In one word I would describe this cake as rich.  As in, you’re going to need a large glass of milk or a heaping scoop of vanilla ice cream to eat with any slice. The cake itself is extremely moist and chocolately both from the semi-sweet chocolate and the chocolate chips (which, melt slightly while the cake is cooking). The ganache is very rich and velvety, adding yet another chocolately texture to the cake. The caramel and Snickers toppings, which I highly recommend, give the palate a break from all the chocolate and really add the perfect final touches to this decadent dessert.

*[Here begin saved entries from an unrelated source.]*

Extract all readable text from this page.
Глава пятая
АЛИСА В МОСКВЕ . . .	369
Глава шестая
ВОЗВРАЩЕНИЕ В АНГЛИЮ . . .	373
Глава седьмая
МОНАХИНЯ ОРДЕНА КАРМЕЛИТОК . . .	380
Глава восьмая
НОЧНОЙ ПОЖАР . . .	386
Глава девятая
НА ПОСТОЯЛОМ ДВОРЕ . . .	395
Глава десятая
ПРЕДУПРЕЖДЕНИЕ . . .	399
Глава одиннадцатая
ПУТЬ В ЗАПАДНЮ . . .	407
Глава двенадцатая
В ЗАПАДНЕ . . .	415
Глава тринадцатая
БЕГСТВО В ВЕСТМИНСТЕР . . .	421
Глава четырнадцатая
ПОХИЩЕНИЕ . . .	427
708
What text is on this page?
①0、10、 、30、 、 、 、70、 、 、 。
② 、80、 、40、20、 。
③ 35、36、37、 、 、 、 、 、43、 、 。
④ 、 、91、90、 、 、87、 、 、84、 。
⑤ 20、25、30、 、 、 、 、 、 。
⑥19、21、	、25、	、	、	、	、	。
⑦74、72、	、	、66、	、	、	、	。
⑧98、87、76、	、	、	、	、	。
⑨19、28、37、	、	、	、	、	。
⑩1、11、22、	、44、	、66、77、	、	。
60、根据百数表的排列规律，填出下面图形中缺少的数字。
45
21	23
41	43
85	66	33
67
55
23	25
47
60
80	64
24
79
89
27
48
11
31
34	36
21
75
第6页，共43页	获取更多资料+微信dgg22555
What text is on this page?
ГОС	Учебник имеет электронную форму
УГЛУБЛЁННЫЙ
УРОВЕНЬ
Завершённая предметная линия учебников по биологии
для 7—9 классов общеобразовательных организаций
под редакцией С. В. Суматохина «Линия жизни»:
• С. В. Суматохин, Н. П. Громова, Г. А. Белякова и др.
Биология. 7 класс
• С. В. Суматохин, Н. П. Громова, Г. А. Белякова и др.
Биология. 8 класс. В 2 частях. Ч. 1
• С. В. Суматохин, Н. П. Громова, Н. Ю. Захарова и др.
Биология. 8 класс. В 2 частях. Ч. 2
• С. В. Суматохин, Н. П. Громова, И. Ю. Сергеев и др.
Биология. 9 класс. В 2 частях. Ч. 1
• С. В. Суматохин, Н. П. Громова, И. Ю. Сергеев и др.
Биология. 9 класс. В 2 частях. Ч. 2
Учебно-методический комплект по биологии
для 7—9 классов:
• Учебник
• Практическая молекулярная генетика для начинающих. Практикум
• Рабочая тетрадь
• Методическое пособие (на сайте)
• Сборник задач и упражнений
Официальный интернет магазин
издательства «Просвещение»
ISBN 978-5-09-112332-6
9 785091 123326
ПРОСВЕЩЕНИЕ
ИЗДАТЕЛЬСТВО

Double Chocolate Snickers Bundt Cake
Recipe adapted from Williams-Sonoma
Yields: about 16 slices of cake

7 ½ ounces semi-sweet chocolate, finely chopped
1 cup cocoa powder + more for dusting pan
1 cup boiling water
2 ½ sticks (20 tablespoons) unsalted butter, cut into cubes
2 ½ cups light brown sugar
5 eggs, lightly beaten
4 teaspoons vanilla
2 ¼ cups all-purpose flour
1 ½ cups of sour cream 

6 ounces semi-sweet chocolate, finely chopped
2 tablespoons unsalted butter
½ cup heavy cream

About 12 fun-size Snickers, cut into baby cubes
Caramel for drizzling

Preheat oven to 325 degrees. Grease and dust Bundt Cake pan with cocoa powder.
In a medium bowl, combine semi-sweet chocolate and cocoa powder as much as possible.
Add boiling water and whisk until chocolate melts and mixture is smooth and blended. Set aside.
In the bowl of an electric mixer, beat the butter on medium speed until smooth and creamy.
Reduce speed to low and add brown sugar. Beat until just blended.
Increase speed to medium and continue beating the mixture until light and fluffy.
Add the eggs, a little at a time, until well combined.
Add the vanilla. Mix until combined.
In a separate bowl, combine flour, baking soda, and salt.
Reduce speed to low and alternate between adding the flour mixture and sour cream, starting and ending with the flour mixture. Mix until well combined.
Slowly mix in the chocolate-cocoa mixture. Beat until no white streaks are visible.
Using a rubber spatula, fold in chocolate chips.
Pour batter into prepared pan (mine was full to the very top) and bake 65 to 75 minutes or until a toothpick comes out of the center with only a few moist crumbs.
Let cake cool for about 15 minutes upright before inverting the pan and lifting it off the cake.
Let cake cool completely, at least 1 hour (I let mine sit over night).

Ganache & Toppings
In a glass bowl, combine semi-sweet chocolate and butter.
In a small saucepan, over medium-high heat, bring heavy cream just to a boil.
Immediately pour heavy cream over chocolate and butter. Whisk until mixture is smooth.
Pour ganache over top of cake, allowing for some to drip down the sides.
Once the top of the cake is covered with ganache, gently place cubed Snickers pieces all around the top.
Let cake sit until the ganache is set, at least 15 minutes.
Drizzle the top of the cake generously with caramel.